Es ist wohl eine der komplexesten Baustellen der Schweiz. Seit zwei Jahren wird das AKW Mühleberg Stück für Stück entkernt und abtransportiert. 17'000 Tonnen Material demontieren die Mitarbeiterinnen und Mitarbeiter im Werk.
47 Jahre war die Anlage in Betrieb. Bis 2030 höhlen die Arbeiterinnen und Arbeiter das Kernkraftwerk komplett aus. Es geht nur langsam vorwärts, wie ein Augenschein vor Ort zeigt. Von aussen sieht das AKW aus wie immer. Aber im Innern wird die Anlage verschrottet. Auch die hoch radioaktiven Brennelemente befinden sich nach wie vor im Kraftwerk. Sie lagern in einem Wasserbecken im Reaktor.
Erste Brennelemente abtransportiert
Vor wenigen Wochen ging nun der erste Transport in Richtung Zwischenlager in Würenlingen AG. «Der Abtransport der Brennelemente ist wirklich der wesentliche Meilenstein im gesamten Rückbauprojekt», sagt Stefan Klute, Leiter Stilllegung und Entsorgung Kernkraftwerk Mühleberg zu SRF.
Man habe den Rückbau in zwei wesentliche Phasen unterteilt: einmal mit Brennelementen in der Anlage und einmal ohne. «Je früher wir die Brennelemente vom Areal wegtransportieren, desto besser ist das für das Gesamtprojekt», so Klute. Der Abtransport findet in mehreren Phasen statt und dauert bis Ende 2023.

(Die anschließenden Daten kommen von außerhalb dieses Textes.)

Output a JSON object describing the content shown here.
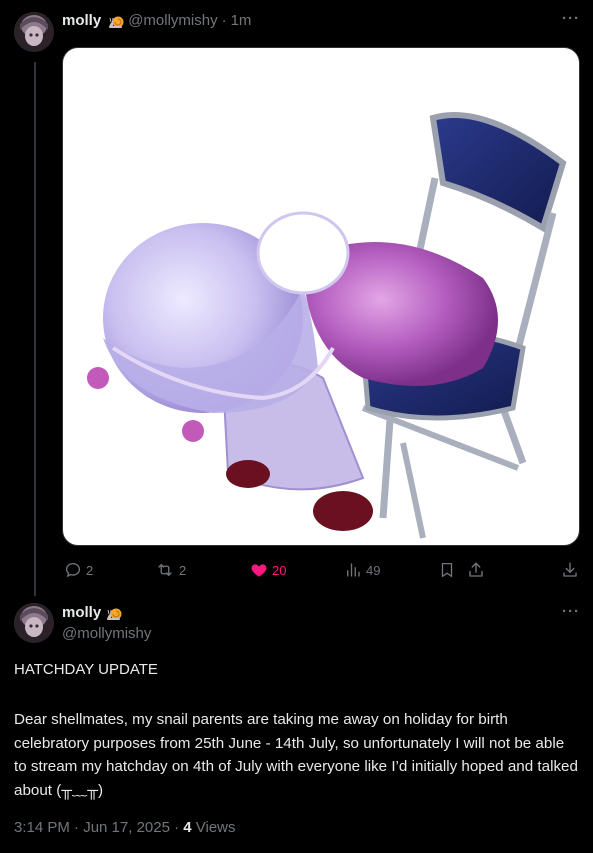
{
  "reply_tweet": {
    "author_name": "molly",
    "author_handle": "@mollymishy",
    "separator": "·",
    "time_ago": "1m",
    "more_label": "···",
    "actions": {
      "replies": "2",
      "reposts": "2",
      "likes": "20",
      "views": "49"
    },
    "accent_like_color": "#f91880"
  },
  "main_tweet": {
    "author_name": "molly",
    "author_handle": "@mollymishy",
    "more_label": "···",
    "title": "HATCHDAY UPDATE",
    "body": "Dear shellmates, my snail parents are taking me away on holiday for birth celebratory purposes from 25th June - 14th July, so unfortunately I will not be able to stream my hatchday on 4th of July with everyone like I’d initially hoped and talked about (╥﹏╥)",
    "timestamp": "3:14 PM · Jun 17, 2025 · ",
    "views_count": "4",
    "views_label": " Views"
  },
  "icons": {
    "snail": "snail-emoji-icon",
    "reply": "reply-icon",
    "repost": "repost-icon",
    "like": "heart-icon",
    "views": "views-icon",
    "bookmark": "bookmark-icon",
    "share": "share-icon",
    "download": "download-icon"
  }
}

100'000 Kisten für AKW-Schrott
Abgedichtete Überzüge, Atemhilfe – in Vollmontur zerlegen Mitarbeiter in einem anderen Bereich des Atommeilers ein 120 Meter langes Rohr, aus dem früher Dampf aus dem Atomreaktor kondensierte, elf Meter unter dem Boden.
Das über 600 Tonnen schwere Stahlrohr wird zerstückelt und dann in Kisten gepackt. Nicht nur die Radioaktivität ist hier heikel. Auch ein Bitumen-Anstrich an den Rohrwänden kann Gift freisetzen.
Aus diesem Grund ist auf der Baustelle des AKW Mühleberg Schrott nicht einfach Schrott. Die Teile werden zuerst mit einem Hochdruckreiniger und dann mit Strahlgranulat gereinigt. Danach kontrollieren Arbeiter mit Strahlenmessgeräten, ob die Teile wirklich dekontaminiert und sauber sind.
Erst nach diesem aufwändigen Prozedere geht das Material nach draussen. Dort lagert der AKW-Schrott in Kisten, bevor er rezykliert wird. «Bei 17'000 Tonnen Material kommen wir auf über 100'000 Kisten», sagt Klute weiter. Alle werden kontrolliert und mit QR-Code versehen, um die Herkunft rückverfolgen zu können - eine riesige Logistikübung.
Asbest sorgt für böse Überraschungen
Bei einem derart aufwändigen Projekt ist man vor Überraschungen nicht gefeit. So haben die Bauspezialisten viel mehr Asbest vorgefunden als erwartet.
Die einstige Wärmedämmung bringt den Rückbau-Fahrplan durcheinander, am einen Ort wurde der Rückbau monatelang gebremst, dafür zog man andere Baustellen vor. Klute: «Umstellen gehört zum Tagesgeschäft. Flexibilität, dass wir auf unvorhergesehene Sachen reagieren können, ist die oberste Prämisse bei der Koordination von Baustellen.»
Der Asbestabfall – auch er wird freigemessen, bevor er entsorgt wird. In orange Säcke verpackt, liegt er in einer Halle. Nun wartet er mit dem restlichen Schrott auf die Kontrolleure des Eidgenössischen Nuklearsicherheitsinspektorats ENSI, die hier nochmals Strahlenmessungen machen. Auch das ist Teil der riesigen Logistik.